Vous avez suivi les manifestations pendant sept mois. Quand avez-vous pris la décision d’en faire un film ?

J’essaie toujours d’économiser de l’argent. Comme je fais des films assez politiques, je voulais avoir des plans avec beaucoup de manifestants pour en faire après toutes sortes de films, même des fictions ou des films d’horreur. Pour cela, j’ai tourné ces scènes au début. Très vite, j’ai compris que les manifestations ne s’arrêtaient pas, qu’il se passait quelque chose de très spécial et que je devrais témoigner de cette situation, raconter exactement comment cela s’est passé. Aujourd’hui, ils prétendent que tout cela n’a jamais existé !

Est-ce dangereux pour vous de montrer ces images en Thaïlande ?

Je ne sais pas, mais aujourd’hui, il n’y a plus personne qui en parle. Il n’y a aucun film sur ces événements. C’est étrange. Comment est-ce possible ? Moi, je le montre. Avant de faire Bangkok Joyride, j’ai réalisé Censor Must Die, un film sur la censure de mon film d’horreur Shakespeare Must Die. À l’époque, Yingluck, en tant que Premier ministre, avait interdit la projection de Shakespear Must Die. Alors j’avais fait un film sur cette expérience horrible d’être censurée. Shakespeare Must Die est le seul film qui a été censuré au nom de la sécurité nationale. C’est complètement ridicule, parce que le film raconte l’histoire de Macbeth, une histoire enseignée dans toutes les écoles.

Quand le Cinéma du réel à Paris a projeté Bangkok Joyride, très peu de spectateurs étaient présents lors de la première mondiale à Paris pour voir les centaines de milliers de personnes défiler sur grand écran. Est-ce que cela vous a étonné ?

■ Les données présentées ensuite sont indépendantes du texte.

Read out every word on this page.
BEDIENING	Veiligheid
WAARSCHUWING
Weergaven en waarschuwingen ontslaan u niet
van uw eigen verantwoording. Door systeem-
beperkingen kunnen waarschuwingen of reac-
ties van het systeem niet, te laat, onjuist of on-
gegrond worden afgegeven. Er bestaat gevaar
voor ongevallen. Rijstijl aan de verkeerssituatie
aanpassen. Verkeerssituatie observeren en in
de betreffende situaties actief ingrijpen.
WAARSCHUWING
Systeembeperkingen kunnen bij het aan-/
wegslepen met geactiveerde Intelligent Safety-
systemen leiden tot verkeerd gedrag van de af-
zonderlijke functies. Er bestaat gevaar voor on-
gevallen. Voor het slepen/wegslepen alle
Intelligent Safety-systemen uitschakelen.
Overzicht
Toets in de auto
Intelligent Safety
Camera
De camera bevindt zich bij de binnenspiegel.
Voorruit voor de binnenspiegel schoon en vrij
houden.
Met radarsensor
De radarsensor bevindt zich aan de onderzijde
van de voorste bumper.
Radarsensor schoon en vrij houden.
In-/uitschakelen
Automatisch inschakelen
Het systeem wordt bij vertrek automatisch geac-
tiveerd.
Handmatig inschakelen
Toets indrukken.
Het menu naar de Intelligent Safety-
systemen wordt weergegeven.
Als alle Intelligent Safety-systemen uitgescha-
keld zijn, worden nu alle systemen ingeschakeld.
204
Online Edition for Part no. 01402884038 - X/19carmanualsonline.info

Ce film vit sa propre aventure. C’est très intéressant. Je l’ai tourné en mode minimaliste. L’équipe du film est composée d’une personne et l’équipement consistait à un iPhone ! Mais le « casting » était beaucoup plus grand que pour les films que j’ai tournés avec un gros budget ! Il y a des millions de gens sur mes images. C’est très bizarre de voir ces masses se diriger vers ma petite caméra. Et comme vous dites : la première du film avait lieu devant vingt personnes et à la fin de la projection, il n’en restait pas beaucoup…

Est-ce que cela confirme votre théorie sur le black-out des médias ?

C’est plus grave qu’un blackout. Je suis blacklistée comme une réalisatrice diabolique, antidémocratique qui fait des films de propagande. Quand Shakespeare Must Die a été censuré, cela a provoqué une vague médiatique dans le monde entier. Depuis, le gouvernement de Yingluck a cherché à me détruire. Ils racontent à tous les festivals de cinéma dans le monde entier que mes films méritent être interdits. C’est vraiment très difficile à supporter.

Donc, pour faire des films sur la situation politique en Thaïlande, il faut être un superhéros ?

Je ne sais pas si on doit être un superhéros, mais il ne faut jamais abandonner, être très disciplinée.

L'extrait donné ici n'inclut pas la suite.